Any situation where you need to provide a sequence assembled from other sequences and associated annotations, e.g. a DAS server. Other more sophisticated products exist like Ensembl with more features and superior performance but need a brain the size of a planet to set up. Ragbag is not intended to compete with those packages but to just provide an easier way of setting up a minimalistic annotated sequence.How do I use it?
To use Ragbag, you only need to understand two structures. Every directory represents a sequence.
A directory that doesn't have a file named "Map" is assumed to have a single sequence file and (optionally) a directory named "Annotation" containing files holding features to be annotated onto that sequence. The sequence file will be instantiated into a SimpleSequence object and all the features present in files in the Annotation directory will be applied as features on this SimpleSequence object.

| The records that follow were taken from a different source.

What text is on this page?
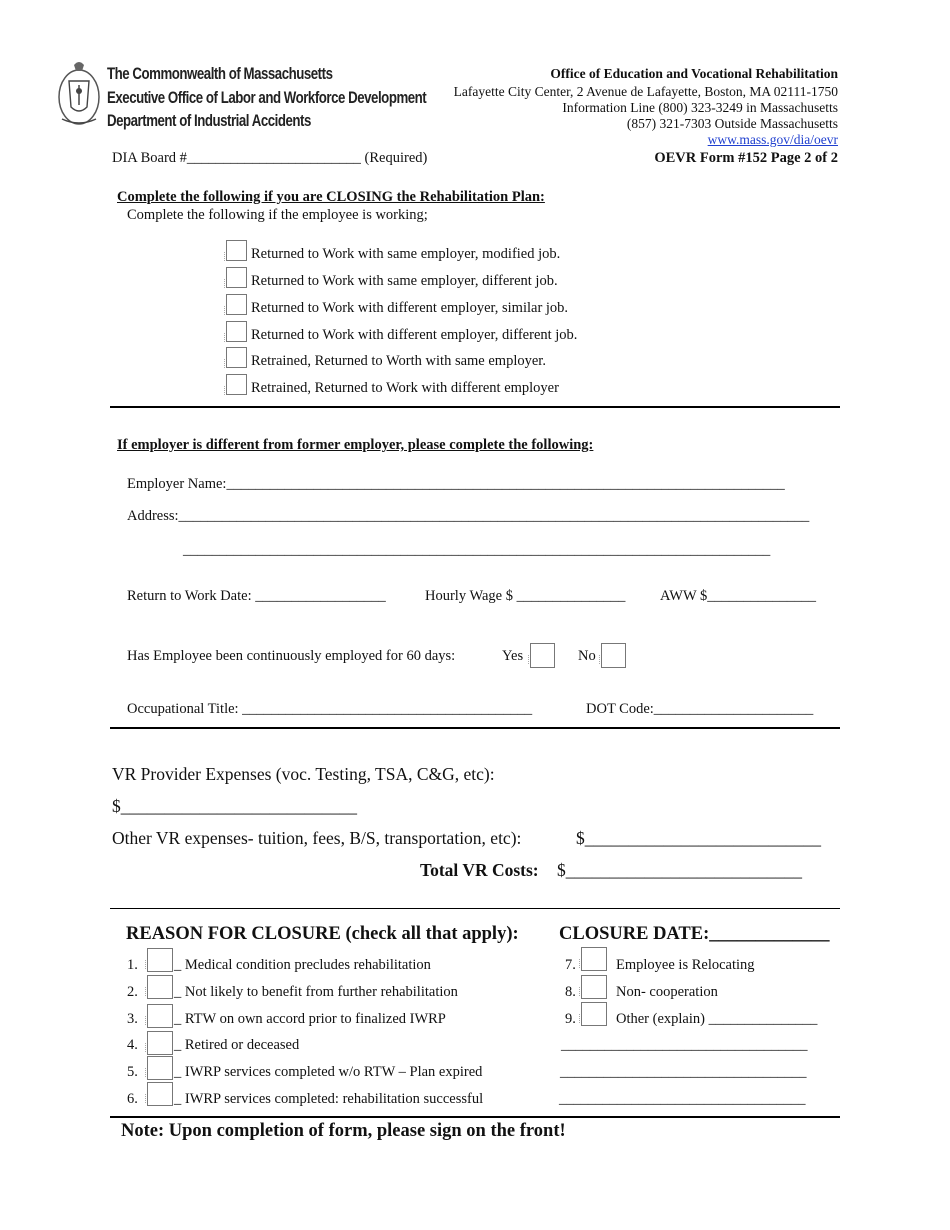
The Commonwealth of Massachusetts
Executive Office of Labor and Workforce Development
Department of Industrial Accidents
Office of Education and Vocational Rehabilitation
Lafayette City Center, 2 Avenue de Lafayette, Boston, MA 02111-1750
Information Line (800) 323-3249 in Massachusetts
(857) 321-7303 Outside Massachusetts
www.mass.gov/dia/oevr
DIA Board #________________________ (Required)	OEVR Form #152 Page 2 of 2
Complete the following if you are CLOSING the Rehabilitation Plan:
Complete the following if the employee is working;
Returned to Work with same employer, modified job.
Returned to Work with same employer, different job.
Returned to Work with different employer, similar job.
Returned to Work with different employer, different job.
Retrained, Returned to Worth with same employer.
Retrained, Returned to Work with different employer
If employer is different from former employer, please complete the following:
Employer Name:_____________________________________________________________________________
Address:_______________________________________________________________________________________
_________________________________________________________________________________
Return to Work Date: __________________	Hourly Wage $ _______________ AWW $_______________
Has Employee been continuously employed for 60 days:	Yes	No
Occupational Title: ________________________________________	DOT Code:______________________
VR Provider Expenses (voc. Testing, TSA, C&G, etc):
$___________________________
Other VR expenses- tuition, fees, B/S, transportation, etc):	$___________________________
Total VR Costs: $___________________________
REASON FOR CLOSURE (check all that apply): CLOSURE DATE:_____________
1. _ Medical condition precludes rehabilitation
2. _ Not likely to benefit from further rehabilitation
3. _ RTW on own accord prior to finalized IWRP
4. _ Retired or deceased
5. _ IWRP services completed w/o RTW – Plan expired
6. _ IWRP services completed: rehabilitation successful
7.	Employee is Relocating
8.	Non- cooperation
9.	Other (explain) _______________
__________________________________
__________________________________
__________________________________
Note: Upon completion of form, please sign on the front!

If a directory has a "Map" file, then that file contains in an XML format all the mappings of sequences in that directory onto the SimpleAssembly object that the directory is associated with. These sequences can be in sequence files or be directories that themselves represent other virtual sequences either of the SimpleSequence or SimpleAssembly types. Any files in the Annotation directory will be applied as features onto the SimpleAssembly directly.

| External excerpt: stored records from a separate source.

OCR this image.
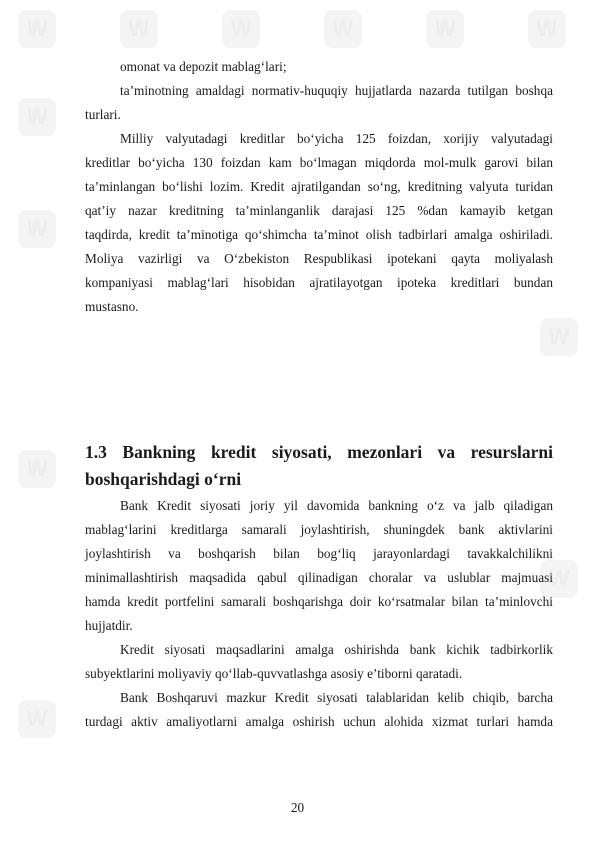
W
W
W
W
W
W
W
W
W
W
W
W
omonat va depozit mablag‘lari;
ta’minotning amaldagi normativ-huquqiy hujjatlarda nazarda tutilgan boshqa
turlari.
Milliy valyutadagi kreditlar bo‘yicha 125 foizdan, xorijiy valyutadagi
kreditlar bo‘yicha 130 foizdan kam bo‘lmagan miqdorda mol-mulk garovi bilan
ta’minlangan bo‘lishi lozim. Kredit ajratilgandan so‘ng, kreditning valyuta turidan
qat’iy nazar kreditning ta’minlanganlik darajasi 125 %dan kamayib ketgan
taqdirda, kredit ta’minotiga qo‘shimcha ta’minot olish tadbirlari amalga oshiriladi.
Moliya vazirligi va O‘zbekiston Respublikasi ipotekani qayta moliyalash
kompaniyasi mablag‘lari hisobidan ajratilayotgan ipoteka kreditlari bundan
mustasno.
1.3 Bankning kredit siyosati, mezonlari va resurslarni
boshqarishdagi o‘rni
Bank Kredit siyosati joriy yil davomida bankning o‘z va jalb qiladigan
mablag‘larini kreditlarga samarali joylashtirish, shuningdek bank aktivlarini
joylashtirish va boshqarish bilan bog‘liq jarayonlardagi tavakkalchilikni
minimallashtirish maqsadida qabul qilinadigan choralar va uslublar majmuasi
hamda kredit portfelini samarali boshqarishga doir ko‘rsatmalar bilan ta’minlovchi
hujjatdir.
Kredit siyosati maqsadlarini amalga oshirishda bank kichik tadbirkorlik
subyektlarini moliyaviy qo‘llab-quvvatlashga asosiy e’tiborni qaratadi.
Bank Boshqaruvi mazkur Kredit siyosati talablaridan kelib chiqib, barcha
turdagi aktiv amaliyotlarni amalga oshirish uchun alohida xizmat turlari hamda
20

A hierarchy of sequences can be constructed by merely constructing a directory tree and editing the Map files.
From a software perspective, instantiating a RagbagAssembly on the root directory will instantiate the whole contig in memory. You do have to pass to RagbagAssembly a RagbagSequenceFactory object to determine the type of sequence object it will use and the type of cache it will utilize to manage your resources.
Current Limitations and Future Plans
The EMBL, GAME, Genbank and XFF formats currently supported. GFF will eventually be supported but the current Biojava GFF parser is appears rather different from the other parsers. Further improvements in lazy instantiation and caching may be explored. It should now be possible to annotate your virtual contig by editing the EMBL/Genbank files within the directory structure with Artemis!
Under active development. Not warranted to work for any particular or even general purpose. Suited to coders with a death wish. VERY EXPERIMENTAL CODE!!!!